Village in Buckinghamshire, England

Lathbury is a village and civil parish in the City of Milton Keynes, Buckinghamshire, England. It is about 1 km north of Newport Pagnell, on the opposite side of the River Great Ouse, and about 8 km (5 miles) north-east of Central Milton Keynes. A meander of the River Great Ouse almost surrounds the village and parish, and the Ouse Valley Way passes through the parish.

== History ==
The village name is an Old English language word, meaning "fortification built with laths or beams". In the Domesday Book of 1086 the village was listed as Latesberie.

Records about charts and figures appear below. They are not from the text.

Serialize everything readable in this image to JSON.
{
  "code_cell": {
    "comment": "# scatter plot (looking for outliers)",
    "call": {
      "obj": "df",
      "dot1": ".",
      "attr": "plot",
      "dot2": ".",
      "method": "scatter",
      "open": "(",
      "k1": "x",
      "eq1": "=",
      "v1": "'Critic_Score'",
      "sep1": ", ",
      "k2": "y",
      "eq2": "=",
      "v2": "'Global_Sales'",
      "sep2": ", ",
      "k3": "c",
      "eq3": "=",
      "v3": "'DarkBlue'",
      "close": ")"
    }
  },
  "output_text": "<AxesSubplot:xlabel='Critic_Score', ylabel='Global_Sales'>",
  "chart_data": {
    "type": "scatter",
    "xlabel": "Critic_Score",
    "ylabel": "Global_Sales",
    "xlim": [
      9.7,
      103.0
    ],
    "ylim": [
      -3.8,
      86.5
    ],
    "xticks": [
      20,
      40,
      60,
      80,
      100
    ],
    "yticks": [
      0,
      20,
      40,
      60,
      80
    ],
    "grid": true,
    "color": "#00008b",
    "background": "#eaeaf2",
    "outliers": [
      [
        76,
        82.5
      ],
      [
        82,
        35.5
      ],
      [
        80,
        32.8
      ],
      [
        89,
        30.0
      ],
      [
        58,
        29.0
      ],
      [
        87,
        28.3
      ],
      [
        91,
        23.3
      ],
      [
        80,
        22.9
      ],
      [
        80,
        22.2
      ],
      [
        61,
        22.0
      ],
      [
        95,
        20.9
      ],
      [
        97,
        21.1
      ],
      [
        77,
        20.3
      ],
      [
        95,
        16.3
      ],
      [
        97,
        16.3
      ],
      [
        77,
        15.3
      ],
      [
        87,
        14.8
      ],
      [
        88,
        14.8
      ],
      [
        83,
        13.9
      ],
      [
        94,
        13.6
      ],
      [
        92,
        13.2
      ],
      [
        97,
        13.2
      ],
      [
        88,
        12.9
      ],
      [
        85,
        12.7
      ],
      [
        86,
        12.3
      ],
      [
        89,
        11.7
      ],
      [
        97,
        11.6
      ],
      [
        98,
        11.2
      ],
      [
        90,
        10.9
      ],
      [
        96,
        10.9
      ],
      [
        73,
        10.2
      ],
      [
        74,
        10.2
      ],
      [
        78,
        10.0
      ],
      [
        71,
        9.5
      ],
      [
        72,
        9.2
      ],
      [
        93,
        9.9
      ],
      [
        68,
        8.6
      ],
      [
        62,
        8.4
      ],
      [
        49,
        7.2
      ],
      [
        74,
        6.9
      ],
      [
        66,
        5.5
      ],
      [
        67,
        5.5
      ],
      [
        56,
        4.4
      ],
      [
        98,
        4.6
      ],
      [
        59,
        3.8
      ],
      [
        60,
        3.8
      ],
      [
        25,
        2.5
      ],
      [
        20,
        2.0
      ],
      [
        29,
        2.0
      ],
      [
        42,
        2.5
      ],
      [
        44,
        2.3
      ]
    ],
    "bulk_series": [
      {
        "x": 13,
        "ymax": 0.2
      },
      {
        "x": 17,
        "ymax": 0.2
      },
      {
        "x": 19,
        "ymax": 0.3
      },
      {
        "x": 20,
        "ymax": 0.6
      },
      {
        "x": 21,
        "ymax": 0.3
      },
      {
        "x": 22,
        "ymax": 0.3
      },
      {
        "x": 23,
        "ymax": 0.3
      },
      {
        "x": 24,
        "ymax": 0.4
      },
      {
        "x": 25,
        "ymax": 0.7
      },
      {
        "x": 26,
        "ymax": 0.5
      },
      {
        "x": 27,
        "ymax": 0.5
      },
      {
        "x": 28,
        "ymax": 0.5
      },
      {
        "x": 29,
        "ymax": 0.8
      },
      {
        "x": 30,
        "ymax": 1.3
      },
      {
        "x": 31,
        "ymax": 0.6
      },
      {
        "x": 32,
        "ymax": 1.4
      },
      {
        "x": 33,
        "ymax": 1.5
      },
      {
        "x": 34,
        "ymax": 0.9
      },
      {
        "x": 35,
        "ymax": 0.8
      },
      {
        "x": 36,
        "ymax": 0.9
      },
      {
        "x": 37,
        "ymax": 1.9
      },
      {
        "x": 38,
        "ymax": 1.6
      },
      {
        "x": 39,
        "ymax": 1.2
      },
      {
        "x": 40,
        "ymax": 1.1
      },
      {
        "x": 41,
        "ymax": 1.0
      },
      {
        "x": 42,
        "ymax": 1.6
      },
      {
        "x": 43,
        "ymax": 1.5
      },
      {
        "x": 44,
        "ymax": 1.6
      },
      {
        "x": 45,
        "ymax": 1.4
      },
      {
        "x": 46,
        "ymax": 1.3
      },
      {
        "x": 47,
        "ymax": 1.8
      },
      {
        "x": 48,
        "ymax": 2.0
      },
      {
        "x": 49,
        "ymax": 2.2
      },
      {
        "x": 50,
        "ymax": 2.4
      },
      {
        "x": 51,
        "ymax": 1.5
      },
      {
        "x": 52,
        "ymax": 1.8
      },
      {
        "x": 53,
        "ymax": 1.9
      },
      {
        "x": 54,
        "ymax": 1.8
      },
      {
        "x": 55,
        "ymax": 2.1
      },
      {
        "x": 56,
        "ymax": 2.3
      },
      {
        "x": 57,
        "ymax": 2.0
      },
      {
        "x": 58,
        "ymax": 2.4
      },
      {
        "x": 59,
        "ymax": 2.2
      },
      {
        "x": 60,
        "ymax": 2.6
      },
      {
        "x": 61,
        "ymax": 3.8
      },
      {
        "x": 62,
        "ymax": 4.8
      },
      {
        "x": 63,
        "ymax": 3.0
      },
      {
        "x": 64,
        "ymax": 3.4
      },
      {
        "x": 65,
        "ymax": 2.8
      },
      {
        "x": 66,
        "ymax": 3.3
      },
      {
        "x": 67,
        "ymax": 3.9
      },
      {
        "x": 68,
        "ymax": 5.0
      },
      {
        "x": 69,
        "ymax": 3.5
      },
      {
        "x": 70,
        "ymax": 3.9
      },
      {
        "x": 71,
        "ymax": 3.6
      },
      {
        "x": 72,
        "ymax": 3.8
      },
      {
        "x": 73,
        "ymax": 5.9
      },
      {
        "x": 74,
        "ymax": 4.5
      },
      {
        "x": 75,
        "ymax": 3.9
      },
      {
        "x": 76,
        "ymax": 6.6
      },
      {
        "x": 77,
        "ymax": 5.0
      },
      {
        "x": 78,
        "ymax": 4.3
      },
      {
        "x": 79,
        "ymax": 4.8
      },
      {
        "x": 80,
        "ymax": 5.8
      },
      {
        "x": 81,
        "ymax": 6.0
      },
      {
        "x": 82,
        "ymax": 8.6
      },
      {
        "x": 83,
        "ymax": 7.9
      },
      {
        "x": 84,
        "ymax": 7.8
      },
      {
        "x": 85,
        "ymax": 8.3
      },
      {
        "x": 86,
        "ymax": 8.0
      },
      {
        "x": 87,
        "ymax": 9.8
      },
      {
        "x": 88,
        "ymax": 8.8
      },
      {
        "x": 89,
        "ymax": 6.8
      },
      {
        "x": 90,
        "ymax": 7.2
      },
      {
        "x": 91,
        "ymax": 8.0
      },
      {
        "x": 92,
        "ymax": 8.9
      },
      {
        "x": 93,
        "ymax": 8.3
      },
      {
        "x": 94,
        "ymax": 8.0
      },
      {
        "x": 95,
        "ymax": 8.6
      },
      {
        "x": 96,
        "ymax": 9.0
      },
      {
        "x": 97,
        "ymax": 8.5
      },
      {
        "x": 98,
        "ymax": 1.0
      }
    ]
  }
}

On the Dissolution of the Monasteries, the advowson of Latbbury Abbey was given to the Dean and Chapter of Christ Church, Oxford. The manor of Lathbury, and Lathbury Park house, has descended through various families, including Lord Vaux, the Earl of Essex and the Andrews baronets. The current Lathbury Park is a Grade II listed house dating from 1801, and incorporating elements from the earlier manor house.

There was also once a 'free school' in a chapel in the churchyard, founded in the reign of Queen Elizabeth I, leased to the schoolmaster by Christ Church. The school was pulled down in 1698 and its materials used to repair the ancient rectory.

The parish church, All Saints' Church, is a Grade I listed building, of 12th-century origin.